Awarded a Booker prize, Roddy Doyle's Paddy Clarke, Ha-ha-ha also deals in a candid fashion with boyhood. While younger and living in late-1960s Ireland, Paddy Clarke is another compelling character and very authentic. Over the course of a year, he learns many things, including to treat his younger brother more decently and that his da may not be the world's best person, let alone husband. Again, one gets a real feel for the language and situations of the time and place.

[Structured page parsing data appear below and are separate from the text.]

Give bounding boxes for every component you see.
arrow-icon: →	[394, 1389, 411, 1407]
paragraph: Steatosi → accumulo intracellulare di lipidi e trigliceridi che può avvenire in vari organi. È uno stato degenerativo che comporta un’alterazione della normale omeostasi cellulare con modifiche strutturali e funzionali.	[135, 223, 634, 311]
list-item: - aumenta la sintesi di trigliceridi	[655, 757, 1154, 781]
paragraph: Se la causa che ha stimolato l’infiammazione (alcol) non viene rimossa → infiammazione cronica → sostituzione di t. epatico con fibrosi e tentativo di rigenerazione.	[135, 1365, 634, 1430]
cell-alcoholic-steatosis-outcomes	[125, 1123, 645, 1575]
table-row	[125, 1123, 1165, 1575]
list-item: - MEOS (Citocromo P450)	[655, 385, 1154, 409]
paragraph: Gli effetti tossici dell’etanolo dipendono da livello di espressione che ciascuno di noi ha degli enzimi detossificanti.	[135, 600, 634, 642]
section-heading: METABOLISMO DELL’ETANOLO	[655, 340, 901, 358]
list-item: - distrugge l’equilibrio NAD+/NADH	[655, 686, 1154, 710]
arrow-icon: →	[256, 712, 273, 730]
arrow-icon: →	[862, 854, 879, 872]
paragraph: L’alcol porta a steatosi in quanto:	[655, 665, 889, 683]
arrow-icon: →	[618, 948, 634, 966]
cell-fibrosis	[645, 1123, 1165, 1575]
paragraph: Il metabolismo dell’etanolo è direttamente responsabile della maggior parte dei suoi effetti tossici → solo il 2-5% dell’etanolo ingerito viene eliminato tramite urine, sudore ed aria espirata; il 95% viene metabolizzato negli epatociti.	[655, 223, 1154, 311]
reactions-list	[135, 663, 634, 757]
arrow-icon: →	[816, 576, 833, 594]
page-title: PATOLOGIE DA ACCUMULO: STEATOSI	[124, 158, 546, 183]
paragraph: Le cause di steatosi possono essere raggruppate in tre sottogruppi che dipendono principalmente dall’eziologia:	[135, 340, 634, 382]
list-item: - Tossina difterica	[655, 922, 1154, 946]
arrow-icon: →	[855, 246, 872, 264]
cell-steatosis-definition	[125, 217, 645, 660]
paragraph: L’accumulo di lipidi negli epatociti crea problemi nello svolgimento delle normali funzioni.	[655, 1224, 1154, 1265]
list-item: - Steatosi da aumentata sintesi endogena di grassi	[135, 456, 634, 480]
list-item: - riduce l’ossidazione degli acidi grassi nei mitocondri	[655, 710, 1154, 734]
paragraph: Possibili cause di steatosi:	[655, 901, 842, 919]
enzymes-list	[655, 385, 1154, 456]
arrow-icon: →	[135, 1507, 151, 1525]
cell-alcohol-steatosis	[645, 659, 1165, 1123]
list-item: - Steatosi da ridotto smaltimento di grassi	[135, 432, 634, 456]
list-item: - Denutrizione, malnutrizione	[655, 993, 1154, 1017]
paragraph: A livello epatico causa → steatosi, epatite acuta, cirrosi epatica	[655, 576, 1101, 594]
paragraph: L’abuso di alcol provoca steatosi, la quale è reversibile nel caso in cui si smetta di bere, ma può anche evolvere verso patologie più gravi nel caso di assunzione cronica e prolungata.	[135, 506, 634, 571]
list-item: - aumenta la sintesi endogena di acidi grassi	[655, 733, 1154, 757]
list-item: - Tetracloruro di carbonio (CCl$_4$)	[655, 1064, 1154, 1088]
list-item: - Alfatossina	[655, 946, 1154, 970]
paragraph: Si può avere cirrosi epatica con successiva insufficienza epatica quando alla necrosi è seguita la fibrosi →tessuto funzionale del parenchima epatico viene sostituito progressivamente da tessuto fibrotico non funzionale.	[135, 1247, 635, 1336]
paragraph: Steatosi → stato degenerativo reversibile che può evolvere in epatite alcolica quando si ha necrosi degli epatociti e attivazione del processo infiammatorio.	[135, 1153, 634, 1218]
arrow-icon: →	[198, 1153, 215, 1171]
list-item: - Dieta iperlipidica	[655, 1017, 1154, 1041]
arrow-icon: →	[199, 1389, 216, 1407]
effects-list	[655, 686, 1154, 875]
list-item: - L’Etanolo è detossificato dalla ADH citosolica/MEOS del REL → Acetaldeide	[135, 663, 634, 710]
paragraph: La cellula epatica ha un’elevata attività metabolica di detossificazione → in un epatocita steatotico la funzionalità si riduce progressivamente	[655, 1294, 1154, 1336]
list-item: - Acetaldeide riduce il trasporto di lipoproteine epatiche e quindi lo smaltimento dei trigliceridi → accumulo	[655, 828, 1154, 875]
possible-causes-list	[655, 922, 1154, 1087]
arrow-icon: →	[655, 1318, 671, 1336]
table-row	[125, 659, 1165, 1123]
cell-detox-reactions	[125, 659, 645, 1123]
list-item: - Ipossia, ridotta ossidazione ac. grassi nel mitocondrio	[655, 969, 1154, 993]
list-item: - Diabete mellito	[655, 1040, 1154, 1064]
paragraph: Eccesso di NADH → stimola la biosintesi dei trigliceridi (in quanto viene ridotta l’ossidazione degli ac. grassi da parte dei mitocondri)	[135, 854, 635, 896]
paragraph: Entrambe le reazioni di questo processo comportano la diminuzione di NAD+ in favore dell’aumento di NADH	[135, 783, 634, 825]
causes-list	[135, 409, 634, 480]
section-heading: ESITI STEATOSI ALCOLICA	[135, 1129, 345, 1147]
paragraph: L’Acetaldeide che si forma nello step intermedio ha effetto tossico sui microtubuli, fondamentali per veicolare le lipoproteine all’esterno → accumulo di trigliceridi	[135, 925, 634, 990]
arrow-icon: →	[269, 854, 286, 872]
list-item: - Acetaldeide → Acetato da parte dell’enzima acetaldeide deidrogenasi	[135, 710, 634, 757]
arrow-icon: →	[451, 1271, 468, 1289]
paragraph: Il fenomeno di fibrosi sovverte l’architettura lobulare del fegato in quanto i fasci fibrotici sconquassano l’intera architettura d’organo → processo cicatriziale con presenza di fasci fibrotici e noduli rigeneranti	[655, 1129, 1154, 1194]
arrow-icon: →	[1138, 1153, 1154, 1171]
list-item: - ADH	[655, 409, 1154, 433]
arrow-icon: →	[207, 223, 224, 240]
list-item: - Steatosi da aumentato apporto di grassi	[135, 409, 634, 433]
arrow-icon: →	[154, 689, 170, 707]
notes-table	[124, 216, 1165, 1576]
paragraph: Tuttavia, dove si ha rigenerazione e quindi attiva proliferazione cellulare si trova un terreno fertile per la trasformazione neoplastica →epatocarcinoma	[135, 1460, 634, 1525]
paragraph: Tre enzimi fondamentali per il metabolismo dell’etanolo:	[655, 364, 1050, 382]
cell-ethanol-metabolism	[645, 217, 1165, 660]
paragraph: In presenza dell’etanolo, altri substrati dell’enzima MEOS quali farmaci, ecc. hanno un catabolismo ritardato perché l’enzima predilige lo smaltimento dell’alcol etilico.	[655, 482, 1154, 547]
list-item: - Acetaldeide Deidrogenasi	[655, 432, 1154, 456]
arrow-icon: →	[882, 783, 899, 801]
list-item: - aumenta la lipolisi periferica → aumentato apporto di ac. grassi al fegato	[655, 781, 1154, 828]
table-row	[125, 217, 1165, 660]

Another highly praised novel of growing up male is Michael Ondaatje's The Cat's Table. Eleven-year-old Michael is sailing from Ceylon (now Sri Lanka) to England with his older female cousin in the early 1950s. Falling in with two other boys about the same age, he has many adventures on board, and is strongly influenced throughout his life by his experiences with his friends and with his dinner companions at the least socially desirable table. Told from the perspective of the man he becomes, Michael uncovers the secrets of childhood in this lyrical, stylistically complex tale.
Although it takes place in 1982, David Mitchell's Black Swan Green has much in common with these books. Living in "muddiest Worcestershire," Jason Taylor, 13, struggles to navigate his stammer, school social hierarchies and his parents' disintegrating marriage. Another novel with a compelling narrative voice, the atmosphere of Thatcher's England is brilliantly evoked.